The Commission also unveiled a probe into Google's Android mobile software.
The decision comes after a nearly five-year investigation and more than two dozen antitrust complaints in Europe against the company and was announced by EU competition commissioner Margrethe Vestager in Brussels.
"The European Commission has sent a statement of objections to Google alleging the company has abused its dominant position in the markets for general Internet search services in the European Economic Area by systematically favoring its own comparison shopping product in its general search results pages," the Commission said. "The Commission's preliminary view is that such conduct infringes EU antitrust rules because it stifles competition and harms consumers."
The Commission said it would also continue its ongoing investigation under EU antitrust rules of other aspects of Google's behavior, "including the favorable treatment by Google in its general search results of other specialized search services and concerns with regard to copying of rivals’ web content (known as "scraping"), advertising exclusivity and undue restrictions on advertisers."

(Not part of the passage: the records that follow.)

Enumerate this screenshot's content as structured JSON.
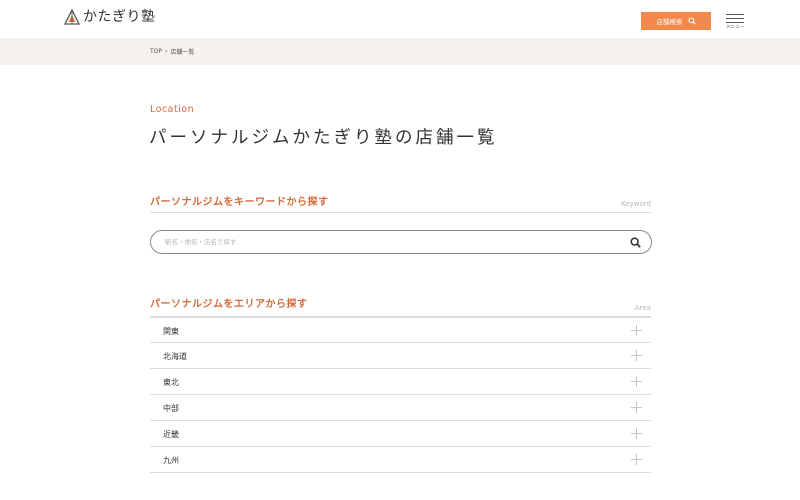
{
  "header": {
    "logo_text": "かたぎり塾",
    "store_search_label": "店舗検索",
    "menu_label": "メニュー"
  },
  "breadcrumb": {
    "items": [
      "TOP",
      "店舗一覧"
    ],
    "separator": "›"
  },
  "page": {
    "eyebrow": "Location",
    "title": "パーソナルジムかたぎり塾の店舗一覧"
  },
  "keyword_section": {
    "title": "パーソナルジムをキーワードから探す",
    "subtitle": "Keyword",
    "search_placeholder": "駅名・地名・店名で探す",
    "search_value": ""
  },
  "area_section": {
    "title": "パーソナルジムをエリアから探す",
    "subtitle": "Area",
    "areas": [
      "関東",
      "北海道",
      "東北",
      "中部",
      "近畿",
      "九州"
    ]
  },
  "colors": {
    "accent": "#d56a3a",
    "button": "#f2884b",
    "breadcrumb_bg": "#f4f1ef",
    "divider": "#dddddd"
  },
  "icons": {
    "logo": "triangle-logo-icon",
    "search": "search-icon",
    "menu": "hamburger-icon",
    "expand": "plus-icon"
  }
}
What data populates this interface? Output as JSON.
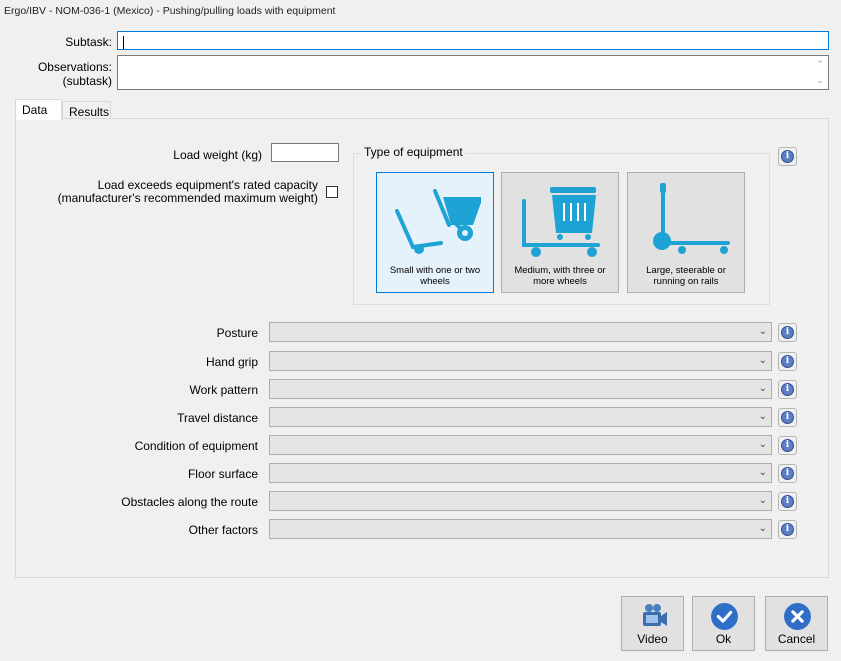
{
  "window": {
    "title": "Ergo/IBV - NOM-036-1 (Mexico) - Pushing/pulling loads with equipment"
  },
  "subtask": {
    "label": "Subtask:",
    "value": ""
  },
  "observations": {
    "label_line1": "Observations:",
    "label_line2": "(subtask)",
    "value": ""
  },
  "tabs": [
    {
      "label": "Data",
      "active": true
    },
    {
      "label": "Results",
      "active": false
    }
  ],
  "load_weight": {
    "label": "Load weight (kg)",
    "value": ""
  },
  "capacity": {
    "label_line1": "Load exceeds equipment's rated capacity",
    "label_line2": "(manufacturer's recommended maximum weight)",
    "checked": false
  },
  "equipment": {
    "group_title": "Type of equipment",
    "options": [
      {
        "line1": "Small with one or two",
        "line2": "wheels",
        "icon": "wheelbarrow-icon",
        "selected": true
      },
      {
        "line1": "Medium, with three or",
        "line2": "more wheels",
        "icon": "cart-icon",
        "selected": false
      },
      {
        "line1": "Large, steerable or",
        "line2": "running on rails",
        "icon": "pallet-jack-icon",
        "selected": false
      }
    ]
  },
  "factors": [
    {
      "label": "Posture",
      "value": ""
    },
    {
      "label": "Hand grip",
      "value": ""
    },
    {
      "label": "Work pattern",
      "value": ""
    },
    {
      "label": "Travel distance",
      "value": ""
    },
    {
      "label": "Condition of equipment",
      "value": ""
    },
    {
      "label": "Floor surface",
      "value": ""
    },
    {
      "label": "Obstacles along the route",
      "value": ""
    },
    {
      "label": "Other factors",
      "value": ""
    }
  ],
  "buttons": {
    "video": "Video",
    "ok": "Ok",
    "cancel": "Cancel"
  },
  "colors": {
    "accent": "#0078d7",
    "icon_teal": "#1fa3d4",
    "ok_blue": "#2f6fc7",
    "cancel_blue": "#2f6fc7"
  }
}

The Menlo Park, Calif.-based company could face fines in excess of $6 billion, according to The Wall Street Journal. This makes it the largest antitrust case in Europe since regulators levied nearly $2 billion in fines against Microsoft over a decade. It could also affect Google's business and force the company to give competitors more favorable placement in its search results. Critics have said that Google blocks competitors from online map, travel and shopping services.
The Android investigation will focus on "whether Google has entered into anti-competitive agreements or abused a possible dominant position in the field of operating systems, applications and services for smart mobile devices," the Commission said.
Vestager said: "The Commission's objective is to apply EU antitrust rules to ensure that companies operating in Europe, wherever they may be based, do not artificially deny European consumers as wide a choice as possible or stifle innovation...If the investigation confirmed our concerns, Google would have to face the legal consequences and change the way it does business in Europe."
Google has 10 weeks to respond to the changes and could request a hearing. A final decision could come by the end of the year. After that, Google could appeal any decision, meaning the overall process could take years.
In an internal memo to Google employees obtained by Recode, the company lays out its case that it has not violated EU rules on stifling competition.
We have a very strong case, with especially good arguments when it comes to better services for users and increased competition:
Better services for users: Google Search has improved tremendously since the days of ten blue links. We can now answer many queries directly, saving users huge amounts of time and effort --whether it’s the weather, directions to the local pharmacy, flights, or where to get the cheapest camera.
Increased competition: The competition is just one click away -- and it’s growing. People can use Bing, Yahoo, Quora, DuckDuckGo, and a new wave of search assistants like Apple’s Siri and Microsoft’s Cortana, as well as more specialized services like Amazon, Idealo, Le Guide, Expedia, or eBay. In addition, users increasingly turn to social networks like Facebook and Twitter to find news and suggestions -- where to eat or which movies to watch.
The memo continues:
Competition online is thriving -- despite what many of the complainants in this case allege. Indeed if you look at shopping, it’s clear that there’s a ton of competition (including from Amazon and eBay) that has not been harmed by Google’s own shopping service.
"Google should be expected to fight it, and so it could take years to sort itself out," said Bernstein analyst Claudio Aspesi. "Monetary penalties - within reason - will not matter much. Changes to how the company operates, on the other hand, could have huge consequences."
Google controls about 90 percent of the online search market in Europe, experts have said. Other tech giants, such as Microsoft, have urged the EU to bring the case, pushing for more competition.